Penyaluran bantuan ditandai dengan penyerahan proposal permohonan bantuan keuangan dari Pemerintah Kabupaten Agam kepada Pemerintah Kota Payakumbuh sebagai bagian dari mekanisme yang diatur dalam kebijakan pemerintah.
Zulmaeta menjelaskan bantuan tersebut merupakan tindak lanjut kebijakan Kementerian Dalam Negeri terkait pemanfaatan tambahan Transfer ke Daerah (TKD), yang memberikan ruang bagi daerah yang tidak terdampak bencana untuk membantu daerah lain yang sedang menjalani proses pemulihan.
Menurutnya, kolaborasi antardaerah memiliki peran penting dalam mempercepat penanganan dampak bencana sekaligus memastikan masyarakat terdampak dapat segera kembali menjalankan aktivitas secara normal.
“Kami berharap bantuan ini dapat meringankan beban masyarakat terdampak sekaligus mempercepat rehabilitasi dan rekonstruksi, sehingga aktivitas ekonomi, pelayanan publik, pendidikan, dan kehidupan sosial masyarakat dapat kembali pulih dengan lebih cepat,” ujarnya.
Ia menambahkan, dukungan tersebut merupakan bagian dari komitmen Pemko Payakumbuh dalam memperkuat semangat kebersamaan dan sinergi antarwilayah dalam menghadapi berbagai tantangan pembangunan, termasuk saat terjadi bencana alam.
Selain untuk Kabupaten Agam, Pemko Payakumbuh juga mengalokasikan bantuan keuangan masing-masing sebesar Rp1 miliar kepada Kabupaten Limapuluh Kota dan Kabupaten Aceh Singkil yang tengah membutuhkan dukungan percepatan pemulihan pascabencana.
Bantuan tersebut disalurkan sesuai dengan ketentuan peraturan perundang-undangan yang berlaku, sehingga penggunaannya dapat dipertanggungjawabkan dan memberikan manfaat optimal bagi masyarakat penerima.
“Kolaborasi dan sinergi antarpemerintah daerah harus terus diperkuat. Dengan kebersamaan, proses pemulihan dapat berjalan lebih cepat dan masyarakat dapat kembali menjalankan aktivitasnya secara normal,” ujar Zulmaeta.
Bagi masyarakat terdampak bencana, bantuan ini diharapkan dapat mempercepat perbaikan infrastruktur, pemulihan layanan publik, mendukung aktivitas perekonomian warga, serta membantu percepatan pemulihan sektor pendidikan dan sosial kemasyarakatan.
Sementara itu, Bupati Agam Benny Warlis menyampaikan apresiasi atas perhatian dan dukungan yang diberikan Pemerintah Kota Payakumbuh kepada masyarakat Kabupaten Agam.
“Kami mengucapkan terima kasih atas bantuan dan dukungan yang diberikan. Bantuan ini sangat berarti bagi masyarakat terdampak bencana dan akan dimanfaatkan sebaik-baiknya sesuai kebutuhan dan peruntukannya,” kata Benny.
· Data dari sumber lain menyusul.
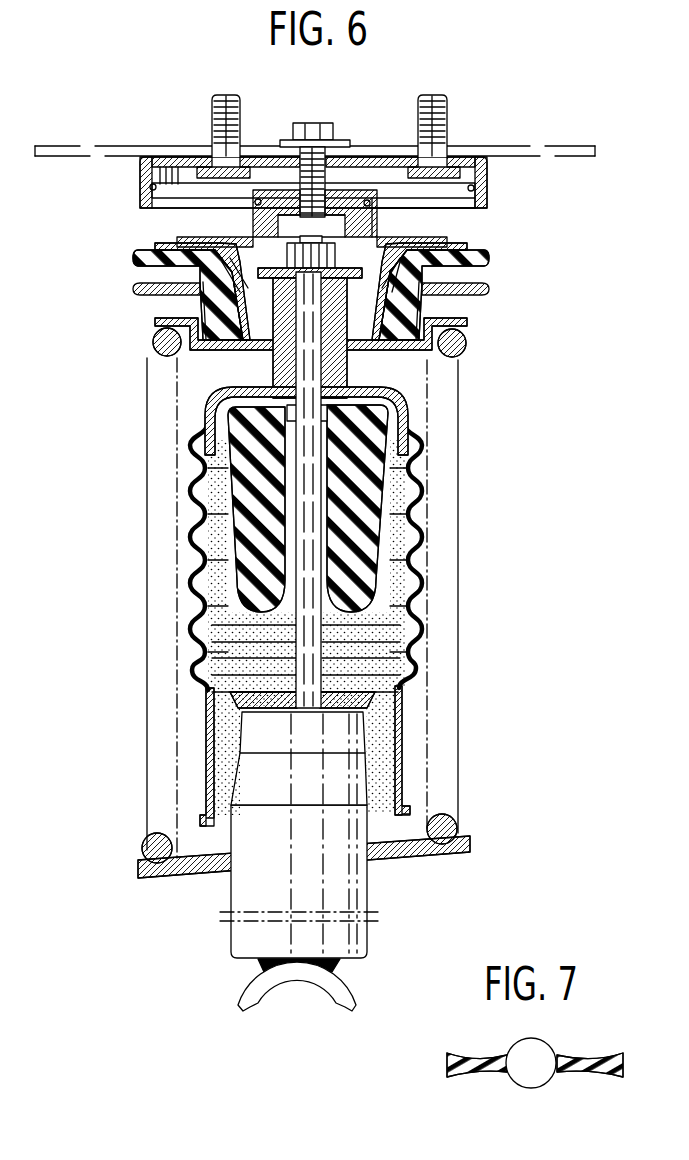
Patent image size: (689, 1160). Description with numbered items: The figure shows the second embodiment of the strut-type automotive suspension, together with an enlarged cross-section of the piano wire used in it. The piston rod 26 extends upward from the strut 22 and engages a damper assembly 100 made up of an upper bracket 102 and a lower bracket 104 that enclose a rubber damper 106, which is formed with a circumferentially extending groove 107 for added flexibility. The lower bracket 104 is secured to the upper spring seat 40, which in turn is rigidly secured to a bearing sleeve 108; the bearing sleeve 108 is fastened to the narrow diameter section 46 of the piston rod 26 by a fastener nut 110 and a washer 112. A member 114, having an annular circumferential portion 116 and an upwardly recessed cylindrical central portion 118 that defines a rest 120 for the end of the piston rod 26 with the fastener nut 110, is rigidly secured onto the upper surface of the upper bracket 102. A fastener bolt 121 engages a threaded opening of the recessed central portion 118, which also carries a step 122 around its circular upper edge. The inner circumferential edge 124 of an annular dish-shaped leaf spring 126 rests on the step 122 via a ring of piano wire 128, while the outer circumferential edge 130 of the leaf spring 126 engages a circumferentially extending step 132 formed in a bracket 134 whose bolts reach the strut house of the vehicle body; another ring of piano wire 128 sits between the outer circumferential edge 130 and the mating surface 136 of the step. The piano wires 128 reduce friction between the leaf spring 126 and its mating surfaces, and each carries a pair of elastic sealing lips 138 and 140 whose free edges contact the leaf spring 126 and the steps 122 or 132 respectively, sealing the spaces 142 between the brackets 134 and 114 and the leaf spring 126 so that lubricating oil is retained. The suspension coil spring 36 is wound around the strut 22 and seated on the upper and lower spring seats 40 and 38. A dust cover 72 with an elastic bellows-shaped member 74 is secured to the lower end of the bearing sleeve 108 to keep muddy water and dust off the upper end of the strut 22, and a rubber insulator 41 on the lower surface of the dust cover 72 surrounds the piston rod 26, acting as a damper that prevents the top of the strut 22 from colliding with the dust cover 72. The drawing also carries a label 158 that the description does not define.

In FIG. 6, the strut 22 is at (368, 898).
In FIG. 6, the piston rod 26 is at (292, 620).
In FIG. 6, the suspension coil spring 36 is at (450, 572).
In FIG. 6, the lower spring seat 38 is at (466, 852).
In FIG. 6, the upper spring seat 40 is at (467, 320).
In FIG. 6, the rubber insulator 41 is at (373, 517).
In FIG. 6, the narrow diameter section 46 is at (309, 335).
In FIG. 6, the dust cover 72 is at (410, 410).
In FIG. 6, the elastic bellows-shaped member 74 is at (410, 618).
In FIG. 6, the damper assembly 100 is at (346, 283).
In FIG. 6, the upper bracket 102 is at (163, 242).
In FIG. 6, the lower bracket 104 is at (472, 292).
In FIG. 6, the rubber damper 106 is at (198, 305).
In FIG. 6, the circumferentially extending groove 107 is at (225, 271).
In FIG. 6, the bearing sleeve 108 is at (343, 370).
In FIG. 6, the fastener nut 110 is at (400, 283).
In FIG. 6, the washer 112 is at (200, 286).
In FIG. 6, the member 114 is at (383, 223).
In FIG. 6, the annular circumferential portion 116 is at (177, 235).
In FIG. 6, the recessed central portion 118 is at (340, 192).
In FIG. 6, the rest 120 is at (358, 225).
In FIG. 6, the fastener bolt 121 is at (315, 122).
In FIG. 6, the step 122 is at (368, 238).
In FIG. 6, the inner circumferential edge 124 is at (268, 192).
In FIG. 6, the leaf spring 126 is at (447, 197).
In FIG. 6, the piano wire 128 is at (150, 157).
In FIG. 7, the piano wire 128 is at (529, 1089).
In FIG. 6, the outer circumferential edge 130 is at (473, 203).
In FIG. 6, the circumferentially extending step 132 is at (480, 183).
In FIG. 6, the bracket 134 is at (470, 157).
In FIG. 6, the mating surface 136 is at (335, 243).
In FIG. 7, the sealing lip 138 is at (471, 1078).
In FIG. 7, the sealing lip 140 is at (587, 1078).
In FIG. 6, the spaces 142 is at (250, 197).
In FIG. 6, the mounting stud 158 is at (227, 97).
Ia mengatakan bantuan tersebut akan membantu pemerintah daerah mempercepat berbagai program pemulihan, terutama yang berkaitan langsung dengan kebutuhan masyarakat pascabencana.
Menurut Benny, dukungan dari daerah lain mencerminkan kuatnya semangat persaudaraan dan kepedulian antardaerah dalam menghadapi masa-masa sulit.
“Dukungan ini menjadi bukti bahwa kebersamaan itu selalu terjaga. Kami optimistis proses pemulihan akan berjalan lebih baik dengan adanya dukungan dari berbagai pihak,” ujarnya.
Pertemuan tersebut turut dihadiri Sekretaris Daerah Kota Payakumbuh Rida Ananda, Asisten Administrasi Umum Setdako Payakumbuh Ifon Satria Chan, Kepala Badan Keuangan Daerah Andi Narwan, Inspektur Kota Payakumbuh Syahril, serta jajaran pejabat terkait dari Pemerintah Kabupaten Agam. (wba)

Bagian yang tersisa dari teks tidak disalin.